There is a common misconception that society pays a heavy
price for allowing free speech – emotional harm to members of target groups,
leakage of national security secrets, stuff like that. In truth, the substantial
positives deriving from vigorous free speech are pretty clear, while the negatives
are highly speculative and usually ideologically driven.
An item in
today’s The Boston Globe tells us an
awful lot about one enormous societal advantage of allowing free speech. Globe staffer Bryan Bender reports
that for over a year a “Burlington-based Internet company hosted a website that
taught its members how to outfit a suicide bomber” and other ugly lessons. Some national security fanatics are
screaming about this, including a fellow named Yigal Carmon, a former Israeli
military intelligence officer and founder of the Middle East Media Research
Institute in Washington,
who decries “the damage they are causing.”

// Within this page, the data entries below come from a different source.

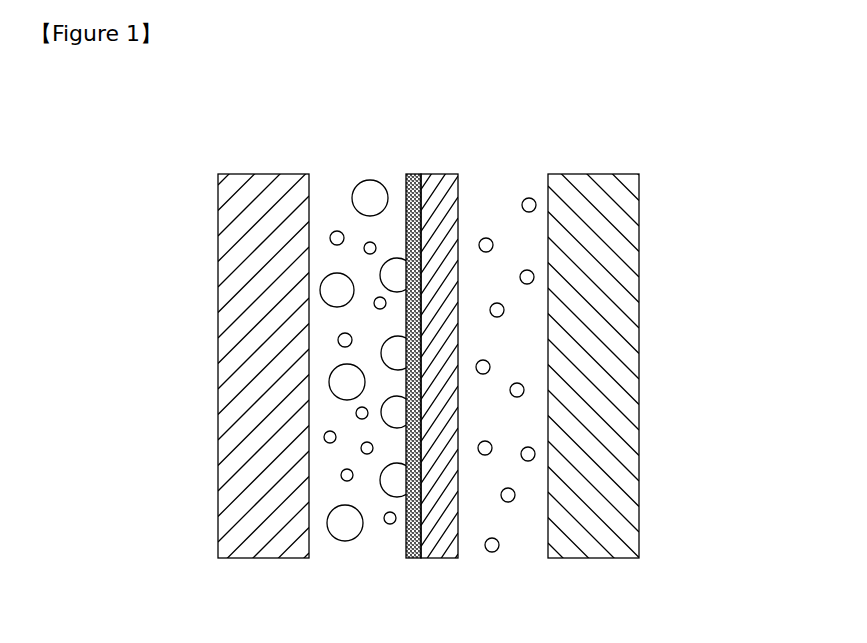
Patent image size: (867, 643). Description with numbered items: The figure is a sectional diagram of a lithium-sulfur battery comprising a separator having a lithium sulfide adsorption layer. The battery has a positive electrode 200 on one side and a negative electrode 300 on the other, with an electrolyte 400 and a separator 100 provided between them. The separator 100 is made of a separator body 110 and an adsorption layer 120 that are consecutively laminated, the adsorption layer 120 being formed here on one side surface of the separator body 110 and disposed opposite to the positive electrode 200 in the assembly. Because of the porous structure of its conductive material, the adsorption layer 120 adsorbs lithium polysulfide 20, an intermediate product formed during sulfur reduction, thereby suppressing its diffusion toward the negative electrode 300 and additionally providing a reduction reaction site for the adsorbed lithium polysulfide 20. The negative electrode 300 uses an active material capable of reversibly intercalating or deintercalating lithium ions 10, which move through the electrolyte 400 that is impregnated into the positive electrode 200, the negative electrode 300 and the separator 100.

The separator 100 is at (432, 355).
The separator body 110 is at (442, 175).
The adsorption layer 120 is at (416, 175).
The positive electrode 200 is at (249, 371).
The negative electrode 300 is at (615, 370).
The electrolyte 400 is at (430, 380).
The lithium ion 10 is at (486, 237).
The lithium polysulfide 20 is at (362, 194).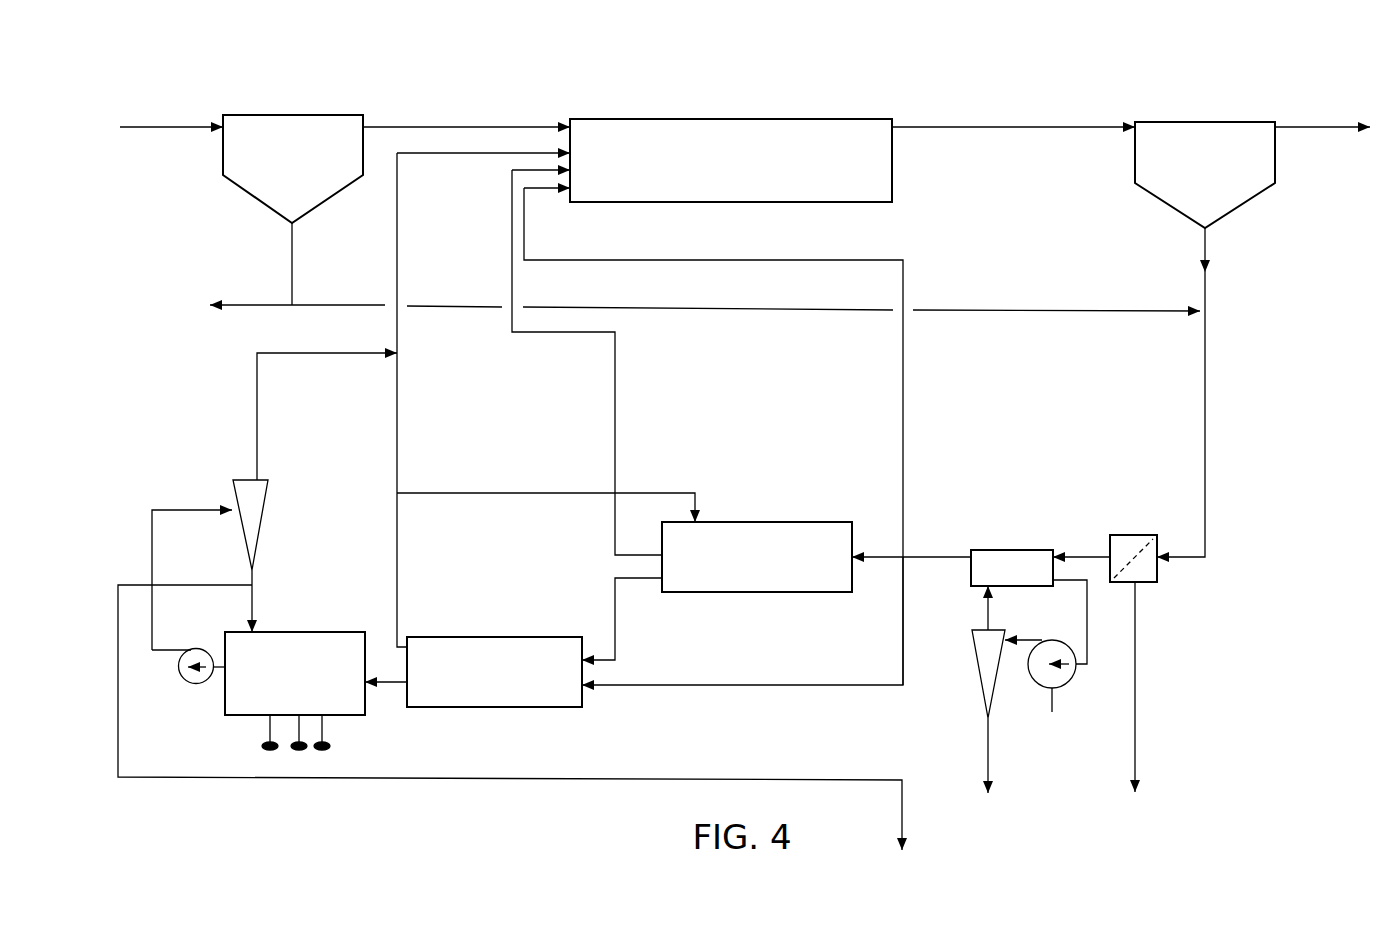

But the Department of Homeland
Security and various American intelligence agencies see the web site as a blessing. They’ve determined that in most cases
it’s “preferable to keep such sites operating as a way of tracking the spread
of radical Islam, rather than try to quell them one by one.” Besides, says these government agencies, if
these sites are taken down – assuming it would be constitutional to do so – the
radicals will “just find another host.”
So, at
least someone in the American intelligence community recognizes that one
benefit of allowing free speech is that it helps us know who hates us enough to
call for violence against us. It’s like a gay student leader, undergraduate
Jason Shepard, said in a speech that I heard him deliver a decade ago at the University of Wisconsin, where the Faculty Senate was
debating whether to repeal the campus speech code that banned, among other
things, speech denigrating gay students. Shepard pointed out to the would-be
censors on the faculty that while he did not particularly enjoy being called “a
queer,” he found it useful to know who viewed him that way, so that he knew on
whom not to turn his back. Precisely!
The Shepard speech led the Faculty
Senate to repeal the faculty’s speech code, the only example of which I’m aware
where a faculty repealed, rather than installed, a speech code. The full story
is told by Professor Donald Alexander Downs in his fascinating 2005 book, Restoring
Free Speech and Liberty on Campus (The Independent Institute).